OPM has asked agencies to call to the attention of their employees that some rates for self plus one coverage once again will be more expensive in the FEHB program in 2023 than those for family coverage.
That will be the case in three national plans—NALC Health Benefit Plan, Rural Carrier Benefit Plan and Foreign Service Benefit Plan—as well as some 80 regional plans out of the total of 271 that will participate in the 2023 plan year, OPM said in a message to agency benefits offices.
In self plus one, an enrollee covers only one additional person (who must be eligible under family coverage rules, which for the most part means spouses and children under age 26) while under family coverage there is no limit to the number of persons who may be coverage, again so long as they are eligible.

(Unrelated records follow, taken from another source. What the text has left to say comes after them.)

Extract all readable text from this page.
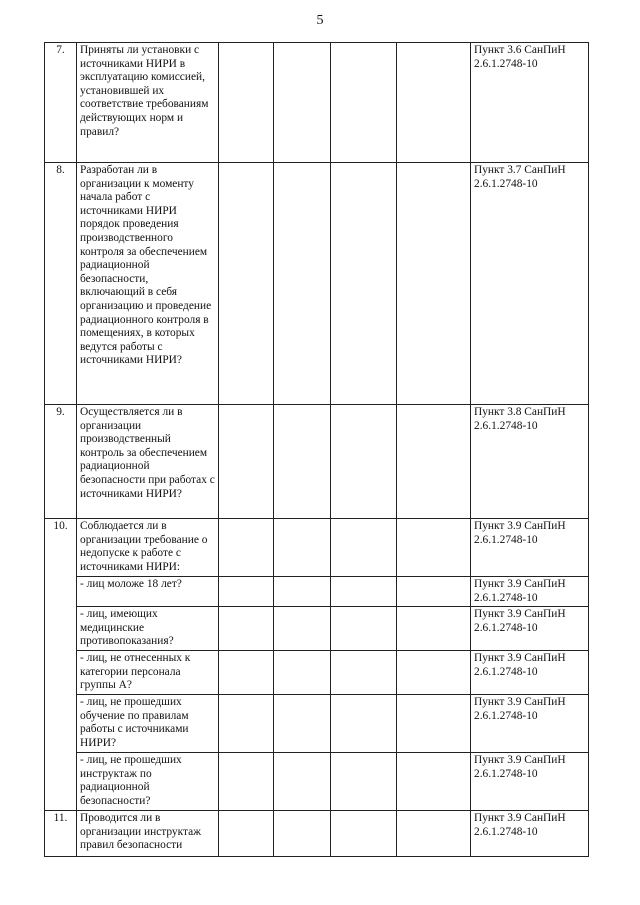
5
7.	Приняты ли установки с источниками НИРИ в эксплуатацию комиссией, установившей их соответствие требованиям действующих норм и правил?					Пункт 3.6 СанПиН
2.6.1.2748-10

8.	Разработан ли в организации к моменту начала работ с источниками НИРИ порядок проведения производственного контроля за обеспечением радиационной безопасности, включающий в себя организацию и проведение радиационного контроля в помещениях, в которых ведутся работы с источниками НИРИ?					Пункт 3.7 СанПиН
2.6.1.2748-10

9.	Осуществляется ли в организации производственный контроль за обеспечением радиационной безопасности при работах с источниками НИРИ?					Пункт 3.8 СанПиН
2.6.1.2748-10

10.	Соблюдается ли в организации требование о недопуске к работе с источниками НИРИ:					Пункт 3.9 СанПиН
2.6.1.2748-10

	- лиц моложе 18 лет?					Пункт 3.9 СанПиН
2.6.1.2748-10

	- лиц, имеющих медицинские противопоказания?					Пункт 3.9 СанПиН
2.6.1.2748-10

	- лиц, не отнесенных к категории персонала группы А?					Пункт 3.9 СанПиН
2.6.1.2748-10

	- лиц, не прошедших обучение по правилам работы с источниками НИРИ?					Пункт 3.9 СанПиН
2.6.1.2748-10

	- лиц, не прошедших инструктаж по радиационной безопасности?					Пункт 3.9 СанПиН
2.6.1.2748-10

11.	Проводится ли в организации инструктаж правил безопасности					Пункт 3.9 СанПиН
2.6.1.2748-10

Self plus one was introduced into the program a decade ago on the theory that with just self-only or self and family options available at the time, by having to enroll in family coverage persons with only one eligible family member to cover—a married couple with no eligible children or a single parent with one eligible child—were subsidizing enrollees with more than one, and that premiums would be lower for self plus one.
That has largely proven to be the case but there has been an anomaly in some plans each year since self plus one has proven to attract a disproportionately high enrollment of older couples with no eligible children, who tend to consume more health care than the program-wide average. Under the FEHB program’s design, each of the three coverage options is to be self-funding within a plan, with no subsidy from one to another.
“Enrollees should carefully check the 2023 rates of their current plan and any other plan choices they are considering for 2023. For enrollees wishing to change, they must do so during Open Season, which is held from November 14 through December 12,” OPM said in its message.